Levi andò a posare il borsone nell'armadietto, sedendosi poi sul bordo della scomoda branda dove Eren riposava. Aveva gli occhi gonfi, persino adesso che erano chiusi si notava quanto avesse pianto. Non era facile accettare cosa stesse accadendo. Quanto rischiassero di perdere.

Con le dita, titubante, gli spostò la frangia. Il pensiero di ciò che germogliava nel suo ventre lo spinse a scendere più in basso e sfiorarne un lembo di pelle scoperto.

Due piccoli semi che avrebbero potuto avere piedi paffuti, tenere mani e visi tondi da ammirare...

* * * * *

Ripulito l'organismo dalle tracce dei soppressori, il corpo di Eren tornò velocemente alla normalità. La carnagione riprese colore, i suoi occhi erano più brillanti e vivaci. Il cambiamento maggiore fu nell'appetito. Levi non l'aveva mai visto mangiare così tanto, in un anno di pranzi e cene condivisi. Le flebo, uniti ai pasti sostanziosi – ed agli spuntini di dolcetti e merendine che spesso il ragazzo si faceva portare dal proprio Alpha –, riportarono nel giro di due giorni un po' di carne sulle sue ossa.

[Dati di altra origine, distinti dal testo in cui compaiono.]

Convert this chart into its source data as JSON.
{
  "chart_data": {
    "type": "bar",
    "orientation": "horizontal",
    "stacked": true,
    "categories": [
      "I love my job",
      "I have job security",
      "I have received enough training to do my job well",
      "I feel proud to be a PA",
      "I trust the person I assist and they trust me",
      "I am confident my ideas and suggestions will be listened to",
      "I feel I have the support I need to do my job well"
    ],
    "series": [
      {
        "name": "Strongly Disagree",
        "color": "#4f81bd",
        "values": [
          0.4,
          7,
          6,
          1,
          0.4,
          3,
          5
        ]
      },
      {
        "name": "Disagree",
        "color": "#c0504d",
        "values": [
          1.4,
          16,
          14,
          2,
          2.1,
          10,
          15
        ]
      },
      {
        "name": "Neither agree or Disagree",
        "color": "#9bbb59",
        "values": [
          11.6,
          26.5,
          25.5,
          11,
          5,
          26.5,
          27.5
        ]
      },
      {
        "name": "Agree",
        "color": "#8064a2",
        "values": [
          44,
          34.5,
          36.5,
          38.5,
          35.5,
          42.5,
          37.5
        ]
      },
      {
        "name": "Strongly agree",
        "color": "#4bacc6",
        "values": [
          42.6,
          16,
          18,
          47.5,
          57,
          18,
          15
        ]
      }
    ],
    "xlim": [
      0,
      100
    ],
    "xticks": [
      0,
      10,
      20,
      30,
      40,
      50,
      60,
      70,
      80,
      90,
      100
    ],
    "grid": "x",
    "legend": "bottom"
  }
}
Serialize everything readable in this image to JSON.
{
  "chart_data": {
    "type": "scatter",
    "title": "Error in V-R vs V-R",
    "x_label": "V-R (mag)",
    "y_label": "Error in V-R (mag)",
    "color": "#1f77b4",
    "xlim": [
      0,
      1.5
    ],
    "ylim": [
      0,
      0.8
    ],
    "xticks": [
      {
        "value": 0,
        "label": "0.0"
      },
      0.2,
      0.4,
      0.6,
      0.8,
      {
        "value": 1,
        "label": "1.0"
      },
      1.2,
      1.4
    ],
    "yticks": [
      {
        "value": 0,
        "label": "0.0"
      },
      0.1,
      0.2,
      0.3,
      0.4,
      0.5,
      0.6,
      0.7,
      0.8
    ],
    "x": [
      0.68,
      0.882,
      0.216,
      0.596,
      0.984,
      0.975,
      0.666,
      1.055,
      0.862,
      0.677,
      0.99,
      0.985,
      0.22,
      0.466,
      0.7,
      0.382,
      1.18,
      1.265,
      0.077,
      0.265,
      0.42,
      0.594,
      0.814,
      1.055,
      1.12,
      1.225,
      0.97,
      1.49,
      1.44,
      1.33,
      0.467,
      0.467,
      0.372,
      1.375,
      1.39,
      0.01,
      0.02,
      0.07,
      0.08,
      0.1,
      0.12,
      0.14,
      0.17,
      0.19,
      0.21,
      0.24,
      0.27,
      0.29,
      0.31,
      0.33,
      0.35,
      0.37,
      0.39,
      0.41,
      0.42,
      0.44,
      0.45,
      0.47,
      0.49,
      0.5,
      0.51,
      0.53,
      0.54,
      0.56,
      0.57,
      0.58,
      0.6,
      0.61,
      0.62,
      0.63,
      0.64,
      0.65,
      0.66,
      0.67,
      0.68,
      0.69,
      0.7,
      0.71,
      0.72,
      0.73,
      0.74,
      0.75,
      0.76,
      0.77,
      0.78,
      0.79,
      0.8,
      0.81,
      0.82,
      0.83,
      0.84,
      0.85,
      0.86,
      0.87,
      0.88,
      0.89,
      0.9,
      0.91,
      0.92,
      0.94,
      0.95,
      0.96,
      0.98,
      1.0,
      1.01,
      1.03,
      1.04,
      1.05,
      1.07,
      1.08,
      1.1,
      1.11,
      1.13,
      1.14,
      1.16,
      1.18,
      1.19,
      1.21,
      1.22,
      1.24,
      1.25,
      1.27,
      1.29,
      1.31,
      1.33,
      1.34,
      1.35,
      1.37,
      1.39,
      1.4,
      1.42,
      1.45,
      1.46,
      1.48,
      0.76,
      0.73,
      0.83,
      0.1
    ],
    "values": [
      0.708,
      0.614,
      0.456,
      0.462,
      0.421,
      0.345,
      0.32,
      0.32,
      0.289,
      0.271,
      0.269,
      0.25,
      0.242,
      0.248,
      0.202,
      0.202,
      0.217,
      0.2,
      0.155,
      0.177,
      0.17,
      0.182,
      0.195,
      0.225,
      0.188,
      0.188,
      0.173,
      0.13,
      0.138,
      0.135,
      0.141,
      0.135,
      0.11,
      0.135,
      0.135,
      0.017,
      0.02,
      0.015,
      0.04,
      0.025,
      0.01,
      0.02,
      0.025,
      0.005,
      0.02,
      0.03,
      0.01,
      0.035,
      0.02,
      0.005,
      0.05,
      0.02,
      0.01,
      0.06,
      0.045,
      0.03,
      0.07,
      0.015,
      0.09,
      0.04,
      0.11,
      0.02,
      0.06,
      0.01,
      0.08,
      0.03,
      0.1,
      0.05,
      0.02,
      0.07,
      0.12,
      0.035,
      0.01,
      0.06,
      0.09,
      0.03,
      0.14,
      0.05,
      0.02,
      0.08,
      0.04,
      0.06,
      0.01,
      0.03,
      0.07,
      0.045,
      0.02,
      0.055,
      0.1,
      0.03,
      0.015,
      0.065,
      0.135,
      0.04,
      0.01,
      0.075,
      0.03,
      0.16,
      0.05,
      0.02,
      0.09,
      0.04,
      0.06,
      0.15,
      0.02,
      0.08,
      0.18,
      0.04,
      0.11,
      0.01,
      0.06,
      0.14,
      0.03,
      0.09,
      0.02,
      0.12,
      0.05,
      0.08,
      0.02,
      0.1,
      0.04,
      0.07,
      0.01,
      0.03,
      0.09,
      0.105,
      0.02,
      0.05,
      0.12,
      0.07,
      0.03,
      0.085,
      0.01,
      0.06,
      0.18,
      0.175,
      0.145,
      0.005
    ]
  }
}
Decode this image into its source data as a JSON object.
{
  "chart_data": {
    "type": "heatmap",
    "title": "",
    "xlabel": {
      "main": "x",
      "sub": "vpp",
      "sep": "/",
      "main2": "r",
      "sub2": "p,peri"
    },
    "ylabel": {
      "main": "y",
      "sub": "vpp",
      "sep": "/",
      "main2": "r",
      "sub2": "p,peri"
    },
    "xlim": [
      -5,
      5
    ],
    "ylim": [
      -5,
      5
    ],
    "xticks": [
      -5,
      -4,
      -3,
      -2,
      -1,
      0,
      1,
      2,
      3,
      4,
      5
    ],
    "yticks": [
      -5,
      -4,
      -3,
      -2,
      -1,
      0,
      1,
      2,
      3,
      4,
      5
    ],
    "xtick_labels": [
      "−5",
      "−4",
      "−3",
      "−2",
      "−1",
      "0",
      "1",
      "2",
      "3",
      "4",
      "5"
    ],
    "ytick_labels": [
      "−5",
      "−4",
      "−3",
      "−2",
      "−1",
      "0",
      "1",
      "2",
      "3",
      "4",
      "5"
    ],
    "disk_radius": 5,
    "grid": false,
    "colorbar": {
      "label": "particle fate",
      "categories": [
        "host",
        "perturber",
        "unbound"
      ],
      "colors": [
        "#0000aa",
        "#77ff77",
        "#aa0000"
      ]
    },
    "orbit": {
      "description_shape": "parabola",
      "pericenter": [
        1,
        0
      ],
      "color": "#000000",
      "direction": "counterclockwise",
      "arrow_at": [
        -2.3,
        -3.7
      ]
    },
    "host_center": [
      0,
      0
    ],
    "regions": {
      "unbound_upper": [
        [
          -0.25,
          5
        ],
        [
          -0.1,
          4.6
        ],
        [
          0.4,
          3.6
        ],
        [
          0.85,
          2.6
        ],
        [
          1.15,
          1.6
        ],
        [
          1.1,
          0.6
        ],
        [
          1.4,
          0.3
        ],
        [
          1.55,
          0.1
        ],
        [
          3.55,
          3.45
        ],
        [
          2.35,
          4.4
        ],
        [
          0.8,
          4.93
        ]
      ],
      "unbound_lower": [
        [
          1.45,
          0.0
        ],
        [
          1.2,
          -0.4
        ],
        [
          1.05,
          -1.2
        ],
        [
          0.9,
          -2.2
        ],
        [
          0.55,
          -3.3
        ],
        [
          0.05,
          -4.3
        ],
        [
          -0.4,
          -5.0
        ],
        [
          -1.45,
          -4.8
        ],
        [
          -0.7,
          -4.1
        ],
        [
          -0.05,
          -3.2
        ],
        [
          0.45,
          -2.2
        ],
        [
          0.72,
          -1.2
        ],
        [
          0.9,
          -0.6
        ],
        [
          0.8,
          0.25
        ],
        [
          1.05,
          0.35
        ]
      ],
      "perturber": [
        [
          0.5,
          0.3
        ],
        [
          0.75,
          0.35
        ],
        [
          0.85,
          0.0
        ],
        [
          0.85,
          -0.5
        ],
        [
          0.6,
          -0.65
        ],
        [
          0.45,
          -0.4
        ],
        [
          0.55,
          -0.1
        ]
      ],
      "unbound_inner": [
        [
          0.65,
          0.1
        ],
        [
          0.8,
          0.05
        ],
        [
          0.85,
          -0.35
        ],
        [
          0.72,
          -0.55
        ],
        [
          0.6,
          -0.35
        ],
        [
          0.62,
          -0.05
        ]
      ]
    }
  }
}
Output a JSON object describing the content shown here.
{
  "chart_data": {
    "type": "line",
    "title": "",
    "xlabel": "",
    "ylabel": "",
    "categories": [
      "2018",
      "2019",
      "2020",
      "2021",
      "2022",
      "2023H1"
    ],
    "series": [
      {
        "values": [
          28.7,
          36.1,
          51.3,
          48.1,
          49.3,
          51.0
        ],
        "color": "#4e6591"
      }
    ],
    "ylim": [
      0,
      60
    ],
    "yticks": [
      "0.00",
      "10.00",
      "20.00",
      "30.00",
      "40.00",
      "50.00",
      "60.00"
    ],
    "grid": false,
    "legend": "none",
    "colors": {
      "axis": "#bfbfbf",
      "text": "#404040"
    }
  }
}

Il giovane stava gustando una leccornia al cioccolato, il compagno che lo osservava colmo di gratitudine per quel recupero così veloce, quando la dottoressa Brzenska fece il suo ingresso in camera. Tra le mani reggeva la cartella clinica di Eren, voluminosa per le numerose analisi e cui era stato sottoposto.

Levi si irrigidì immediatamente. Lo sguardo della donna era mortalmente serio, al punto che iniziò a temere fosse portatrice di brutte notizie.

Eppure, Eren stava benissimo. Aveva letto, chiesto. Si era informato su quali sarebbero state le conseguenze ed i sintomi che si sarebbero manifestati nel caso in cui l'opzione peggiore fosse divenuta realtà. Per non farsi cogliere impreparato, per non lasciare che Eren leggesse nei suoi occhi confusione o sorpresa; essere forte per lui anche in quel momento in cui una parte del suo cuore sarebbe senz'altro andata perduta per sempre.

Forse era l'istinto a guidare quei sentimenti ma pur non avendoli mai visti, pur sapendo della loro esistenza solo da pochi giorni, era già come se li avesse conosciuti da sempre.

«Dottoressa» disse, alzandosi in piedi.

«Non si scomodi, signor Ackerman. Ho qui le analisi degli ultimi tre giorni e sono molto positive. Per quanto mi riguarda, siete liberi di tornare a casa oggi stesso.»

Eren, che in tutto il tempo non aveva smesso di mangiucchiare il suo dolcetto, quasi lo strinse tra le dita.

«Stanno bene?» chiese, portando un braccio a circondarsi lo stomaco.

«Una gravidanza, la prima, gemellare e dopo aver messo il fisico sotto sforzo? Sono stabili, ma delicati.»

Gli occhi di Levi non abbandonarono quelli della donna, mostrando serietà e compostezza quando avrebbe invece solo voluto cantare per la gioia di saperli vivi. Istintivamente, strinse la mano di Eren, adagiata sul letto.